Oct 1, 2008

Beginners guide to Hack UNIX Part-2

Things to do when you are in: Some of the commands that you may want to try follow below:

who is on (shows who is currently logged on the system.)
write name (name is the person you wish to chat with)
To exit chat mode try ctrl-D.
EOT=End of Transfer.
ls -a (list all files in current directory.)
du -a (checks amount of memory your files use;disk usage)
cd\name (name is the name of the sub-directory you choose)
cd\ (brings your home directory to current use)
cat name (name is a filename either a program or documentation your username has written)

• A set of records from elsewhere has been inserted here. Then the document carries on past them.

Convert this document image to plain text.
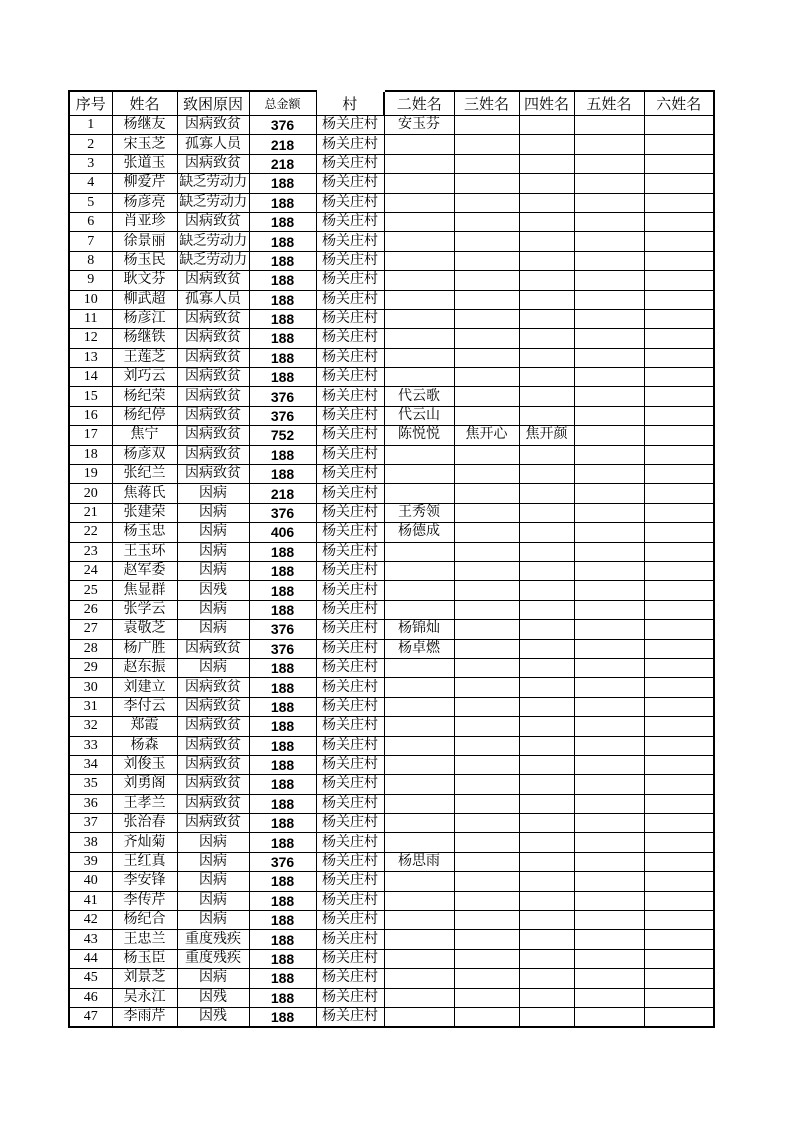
序号	姓名	致困原因	总金额	村	二姓名	三姓名	四姓名	五姓名	六姓名
1	杨继友	因病致贫	376	杨关庄村	安玉芬				
2	宋玉芝	孤寡人员	218	杨关庄村					
3	张道玉	因病致贫	218	杨关庄村					
4	柳爱芹	缺乏劳动力	188	杨关庄村					
5	杨彦亮	缺乏劳动力	188	杨关庄村					
6	肖亚珍	因病致贫	188	杨关庄村					
7	徐景丽	缺乏劳动力	188	杨关庄村					
8	杨玉民	缺乏劳动力	188	杨关庄村					
9	耿文芬	因病致贫	188	杨关庄村					
10	柳武超	孤寡人员	188	杨关庄村					
11	杨彦江	因病致贫	188	杨关庄村					
12	杨继铁	因病致贫	188	杨关庄村					
13	王莲芝	因病致贫	188	杨关庄村					
14	刘巧云	因病致贫	188	杨关庄村					
15	杨纪荣	因病致贫	376	杨关庄村	代云歌				
16	杨纪停	因病致贫	376	杨关庄村	代云山				
17	焦宁	因病致贫	752	杨关庄村	陈悦悦	焦开心	焦开颜		
18	杨彦双	因病致贫	188	杨关庄村					
19	张纪兰	因病致贫	188	杨关庄村					
20	焦蒋氏	因病	218	杨关庄村					
21	张建荣	因病	376	杨关庄村	王秀领				
22	杨玉忠	因病	406	杨关庄村	杨德成				
23	王玉环	因病	188	杨关庄村					
24	赵军委	因病	188	杨关庄村					
25	焦显群	因残	188	杨关庄村					
26	张学云	因病	188	杨关庄村					
27	袁敬芝	因病	376	杨关庄村	杨锦灿				
28	杨广胜	因病致贫	376	杨关庄村	杨卓燃				
29	赵东振	因病	188	杨关庄村					
30	刘建立	因病致贫	188	杨关庄村					
31	李付云	因病致贫	188	杨关庄村					
32	郑霞	因病致贫	188	杨关庄村					
33	杨森	因病致贫	188	杨关庄村					
34	刘俊玉	因病致贫	188	杨关庄村					
35	刘勇阁	因病致贫	188	杨关庄村					
36	王孝兰	因病致贫	188	杨关庄村					
37	张治春	因病致贫	188	杨关庄村					
38	齐灿菊	因病	188	杨关庄村					
39	王红真	因病	376	杨关庄村	杨思雨				
40	李安锋	因病	188	杨关庄村					
41	李传芹	因病	188	杨关庄村					
42	杨纪合	因病	188	杨关庄村					
43	王忠兰	重度残疾	188	杨关庄村					
44	杨玉臣	重度残疾	188	杨关庄村					
45	刘景芝	因病	188	杨关庄村					
46	吴永江	因残	188	杨关庄村					
47	李雨芹	因残	188	杨关庄村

Most Unix programs are written in the C language or Pascal since Unix is a programmers' environment.
One of the first things done on the system is print up or capture (in a buffer) the file containing all user names and accounts. This can be done by doing the following command:

cat /etc/passwd

If you are successful you will a list of all accounts on the system. It should look like this:

root:hvnsdcf:0:0:root dir:/:
joe:majdnfd:1:1:Joe Cool:/bin:/bin/joe
hal::1:2:Hal Smith:/bin:/bin/hal

The "root" line tells the following info :
login name=root
hvnsdcf = encrypted password
0 = user group number
0 = user number
root dir = name of user
/ = root directory

In the Joe login, the last part "/bin/joe " tells us which directory is his home directory (joe) is.
In the "hal" example the login name is followed by 2 colons, that means that there is no password needed to get in using his name.

Conclusion: I hope that this file will help other novice Unix hackers obtain access to the Unix/Xenix systems that they may find. There is still wide growth in the future of Unix, so I hope users will not abuse any systems (Unix or any others) that they may happen across on their journey across the electronic highways of America. There is much more to be learned about the Unix system that I have not covered.